Commence the saving of the pennies!

(Similar packages of the scores to The Two Towers and The Return of the King are in the works, but I don't know what their frequency of release will be. If they're a year apart, I will be, shall we say, a bit unhappy.)

:: Want to see a deranged sci-fi fanboy in action? Check out this thread on the FSM boards, where lots of people speak up in favor of the current Battlestar Galactica show while the FSM boards' resident die-hard fan (and I do mean, die-hard) charges once more unto the breach to defend the honor of the nineteen episodes of BSG that ran back in 1978. Believe me, they just don't get any more deranged than Mr. Paddon. (Well, actually, they do: he's not the weirdo Objectivist over there.)

:: Via Atrios I see a spectacularly nauseating op-ed piece written for a college student newspaper that got its writer fired, and with good reason, when you read the tripe. I just note an interesting contrast in one of her opening sentences, versus one of her closing ones:

I want all Arabs to be stripped naked and cavity-searched if they get within 100 yards of an airport.


And:

I have enough confidence in my country’s imperfect but steadfast law enforcement systems to carry out such profiling the way it should be done: in a professional and thorough manner, without going down the slippery slope of pointless and disrespectful encroachment on the livelihood or decorum of everyday Arabs and Arab Americans.


I'm trying to wonder just what this writer's definition of "pointless and disrespectful encroachment on livelihood or decorum" would be. For some reason, I'm envisioning something that might take place in a Quentin Tarantino movie: "Bring out the Gimp!"

Oh, and there's this gem:

I don’t care if they’re being inconvenienced. I don’t care if it seems as though their rights are being violated.


You see, there's the difference between the left and the right: this right-wing girl is making her case about whether it seems as though rights are being violated, while we liberals are concerned about if rights actually are being violated. That's a distinction completely lost on the right these days, it sometimes seems.

(I'm also troubled by the apparent belief that "We can set aside rights for a while, because just as soon as we kill all the terrorists, we can get 'em back again." Because, you know, getting back what's been willingly -- and, seemingly, cheerfully -- given up is just that easy.)

:: Longtime readers know that I like funny photographs involving Presidents of the United States in un-Presidential moments, regardless of party. So I think that Bush's note about having a bathroom break is just comedy gold, man. It'd be even funnier if it turned out that the President had consumed four burritos for lunch that day. (This still doesn't beat out Bush falling off the Segway, though, for this current President; and my favorite goofy Presidential photo of all time had President Clinton at some kind of economic summit or something in a tropical country somewhere, and he and all the people there with him had to wear these horrible shirts made of shiny gold fabric that hung down almost to their knees. Clinton looked ridiculous in that get-up.)

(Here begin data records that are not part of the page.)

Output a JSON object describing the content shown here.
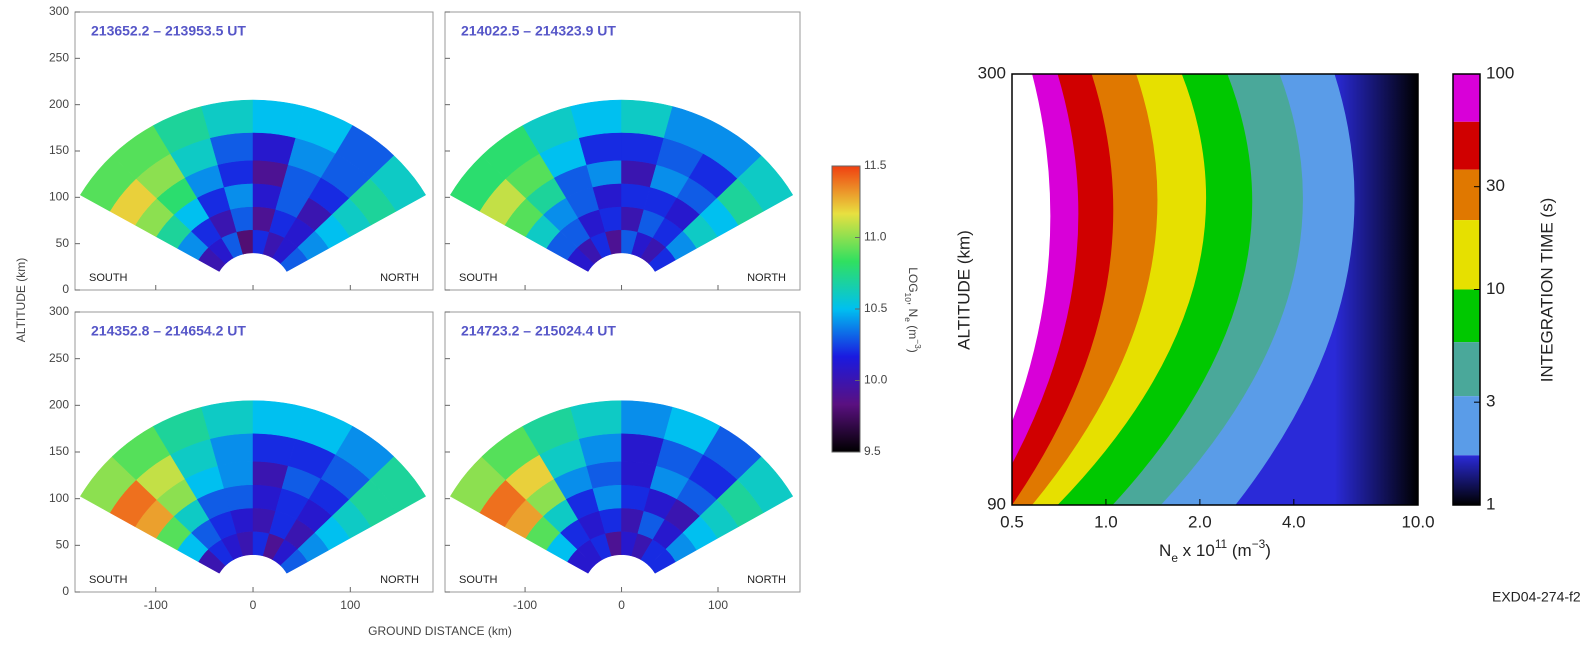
{
  "chart_data": [
    {
      "type": "fan",
      "xlabel": "GROUND DISTANCE (km)",
      "ylabel": "ALTITUDE (km)",
      "xlim": [
        -183,
        185
      ],
      "ylim": [
        0,
        300
      ],
      "xticks": [
        -100,
        0,
        100
      ],
      "yticks": [
        0,
        50,
        100,
        150,
        200,
        250,
        300
      ],
      "ranges": [
        40,
        65,
        90,
        115,
        140,
        170,
        205
      ],
      "angles": [
        150,
        135,
        120,
        105,
        90,
        75,
        60,
        45,
        30
      ],
      "panels": [
        {
          "title": "213652.2 – 213953.5 UT",
          "left": "SOUTH",
          "right": "NORTH",
          "values": [
            [
              10.0,
              10.1,
              10.3,
              9.8,
              10.2,
              10.0,
              10.1,
              10.3
            ],
            [
              10.4,
              10.2,
              10.0,
              10.3,
              9.9,
              10.2,
              10.1,
              10.4
            ],
            [
              10.7,
              10.5,
              10.2,
              10.4,
              10.1,
              10.3,
              10.0,
              10.5
            ],
            [
              11.0,
              10.8,
              10.4,
              10.2,
              9.9,
              10.3,
              10.2,
              10.6
            ],
            [
              11.2,
              11.0,
              10.6,
              10.3,
              10.1,
              10.4,
              10.3,
              10.7
            ],
            [
              10.9,
              10.9,
              10.7,
              10.6,
              10.5,
              10.5,
              10.3,
              10.6
            ]
          ]
        },
        {
          "title": "214022.5 – 214323.9 UT",
          "left": "SOUTH",
          "right": "NORTH",
          "values": [
            [
              10.1,
              10.0,
              10.2,
              9.9,
              10.3,
              10.1,
              10.0,
              10.2
            ],
            [
              10.3,
              10.3,
              10.1,
              10.2,
              10.0,
              10.3,
              10.2,
              10.4
            ],
            [
              10.6,
              10.4,
              10.3,
              10.1,
              10.2,
              10.2,
              10.1,
              10.6
            ],
            [
              10.9,
              10.7,
              10.3,
              10.4,
              10.0,
              10.4,
              10.3,
              10.5
            ],
            [
              11.1,
              10.9,
              10.5,
              10.2,
              10.2,
              10.3,
              10.2,
              10.7
            ],
            [
              10.8,
              10.8,
              10.6,
              10.5,
              10.6,
              10.4,
              10.4,
              10.6
            ]
          ]
        },
        {
          "title": "214352.8 – 214654.2 UT",
          "left": "SOUTH",
          "right": "NORTH",
          "values": [
            [
              10.0,
              10.2,
              10.1,
              10.0,
              10.2,
              9.9,
              10.1,
              10.3
            ],
            [
              10.5,
              10.3,
              10.2,
              10.1,
              10.0,
              10.2,
              10.0,
              10.4
            ],
            [
              10.9,
              10.6,
              10.3,
              10.3,
              10.1,
              10.2,
              10.1,
              10.5
            ],
            [
              11.3,
              11.0,
              10.5,
              10.4,
              10.0,
              10.3,
              10.2,
              10.6
            ],
            [
              11.4,
              11.1,
              10.6,
              10.4,
              10.2,
              10.2,
              10.3,
              10.7
            ],
            [
              11.0,
              10.9,
              10.7,
              10.6,
              10.5,
              10.5,
              10.4,
              10.7
            ]
          ]
        },
        {
          "title": "214723.2 – 215024.4 UT",
          "left": "SOUTH",
          "right": "NORTH",
          "values": [
            [
              10.1,
              10.1,
              10.2,
              9.9,
              10.1,
              10.0,
              10.2,
              10.2
            ],
            [
              10.5,
              10.2,
              10.1,
              10.2,
              10.0,
              10.3,
              10.1,
              10.4
            ],
            [
              10.9,
              10.6,
              10.2,
              10.4,
              10.2,
              10.1,
              10.0,
              10.5
            ],
            [
              11.3,
              11.0,
              10.4,
              10.3,
              10.1,
              10.4,
              10.3,
              10.6
            ],
            [
              11.4,
              11.2,
              10.6,
              10.4,
              10.1,
              10.3,
              10.2,
              10.7
            ],
            [
              11.0,
              10.9,
              10.7,
              10.6,
              10.4,
              10.5,
              10.3,
              10.6
            ]
          ]
        }
      ],
      "colorbar": {
        "label": [
          {
            "text": "LOG"
          },
          {
            "text": "10",
            "shift": "sub"
          },
          {
            "text": ", N"
          },
          {
            "text": "e",
            "shift": "sub"
          },
          {
            "text": " (m"
          },
          {
            "text": "−3",
            "shift": "super"
          },
          {
            "text": ")"
          }
        ],
        "lim": [
          9.5,
          11.5
        ],
        "ticks": [
          9.5,
          {
            "value": 10,
            "label": "10.0"
          },
          10.5,
          {
            "value": 11,
            "label": "11.0"
          },
          11.5
        ],
        "colormap": [
          "#000000",
          "#5a1080",
          "#1a1ae0",
          "#00c0f0",
          "#30e060",
          "#e8e040",
          "#f04010"
        ]
      }
    },
    {
      "type": "contour",
      "ylabel": "ALTITUDE (km)",
      "xlabel": [
        {
          "text": "N"
        },
        {
          "text": "e",
          "shift": "sub"
        },
        {
          "text": " x 10"
        },
        {
          "text": "11",
          "shift": "super"
        },
        {
          "text": " (m"
        },
        {
          "text": "−3",
          "shift": "super"
        },
        {
          "text": ")"
        }
      ],
      "log_x": true,
      "xlim": [
        0.5,
        10
      ],
      "xticks": [
        0.5,
        {
          "value": 1,
          "label": "1.0"
        },
        {
          "value": 2,
          "label": "2.0"
        },
        {
          "value": 4,
          "label": "4.0"
        },
        {
          "value": 10,
          "label": "10.0"
        }
      ],
      "ylim": [
        90,
        300
      ],
      "yticks": [
        90,
        300
      ],
      "y": [
        90,
        195,
        300
      ],
      "contours": [
        {
          "level": 100,
          "x": [
            0.38,
            0.64,
            0.58
          ],
          "color": "#d800d8"
        },
        {
          "level": 60,
          "x": [
            0.42,
            0.78,
            0.7
          ],
          "color": "#d00000"
        },
        {
          "level": 36,
          "x": [
            0.5,
            1.0,
            0.9
          ],
          "color": "#e07800"
        },
        {
          "level": 21,
          "x": [
            0.58,
            1.35,
            1.25
          ],
          "color": "#e6e000"
        },
        {
          "level": 10,
          "x": [
            0.7,
            1.9,
            1.75
          ],
          "color": "#00c800"
        },
        {
          "level": 5.7,
          "x": [
            1.05,
            2.7,
            2.45
          ],
          "color": "#4aa89a"
        },
        {
          "level": 3.2,
          "x": [
            1.5,
            3.9,
            3.6
          ],
          "color": "#5a9ce8"
        },
        {
          "level": 1.7,
          "x": [
            2.6,
            5.8,
            5.4
          ],
          "color": "#2a2ad8"
        }
      ],
      "end_color": "#000000",
      "colorbar": {
        "label": "INTEGRATION TIME (s)",
        "lim": [
          1,
          100
        ],
        "ticks": [
          1,
          3,
          10,
          30,
          100
        ],
        "log": true
      },
      "annotation": "EXD04-274-f2"
    }
  ]
}
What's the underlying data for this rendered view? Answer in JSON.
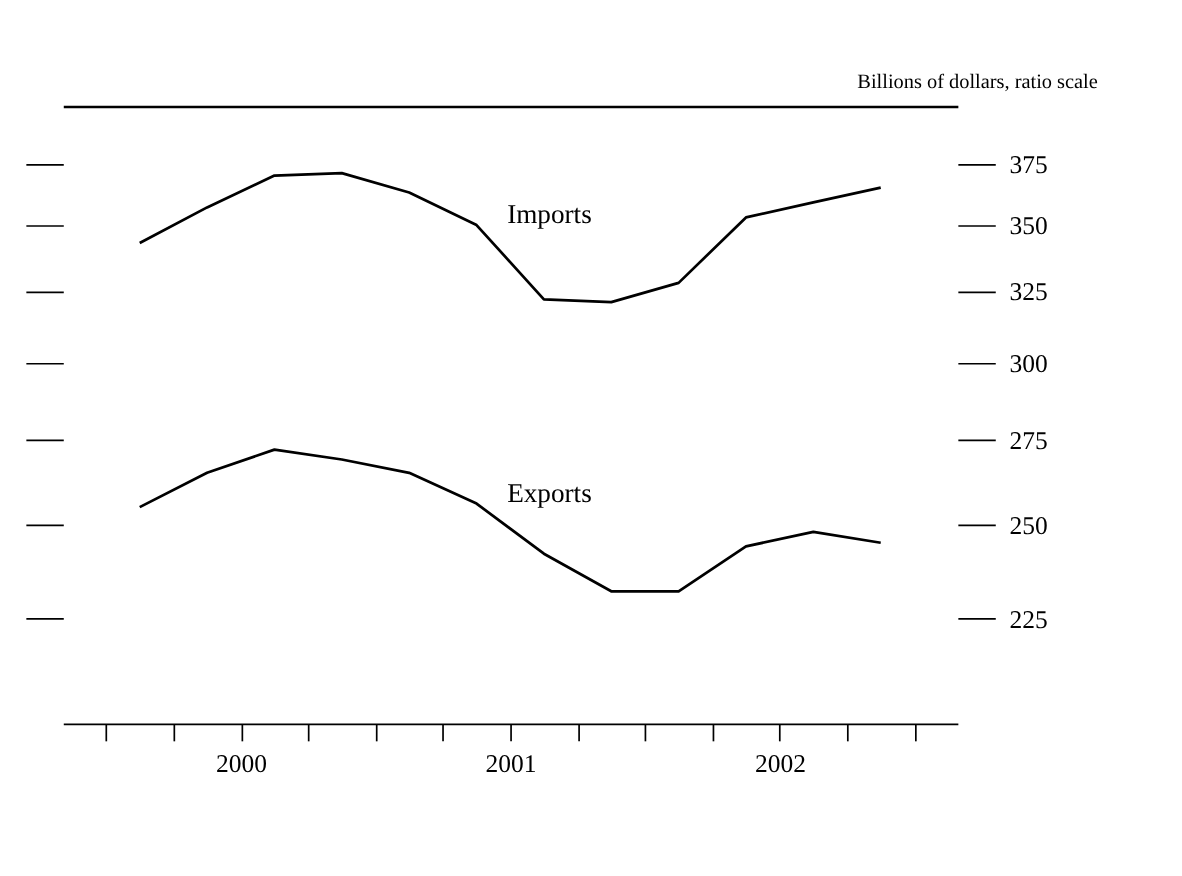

:: And finally: welcome aboard, Shakespeare's Sister readers! Feel free to look around a while. I don't blog politics all that much, but lately the Prez has been annoying me more than usual (you know, bungling a major disaster will do that). Mostly, though, I drone on about life in the Buffalo area; the challenges of raising an infant with cerebral palsy; thoughts on classical, film and Celtic music; favorite TV shows; Star Wars; and women whom I find to be far more worthy of fawning media attention than Britney. Check out the "Notable Dispatches" linked in my sidebar, and enjoy -- just don't tell me that I look like an axe murderer, because I don't. Sheesh!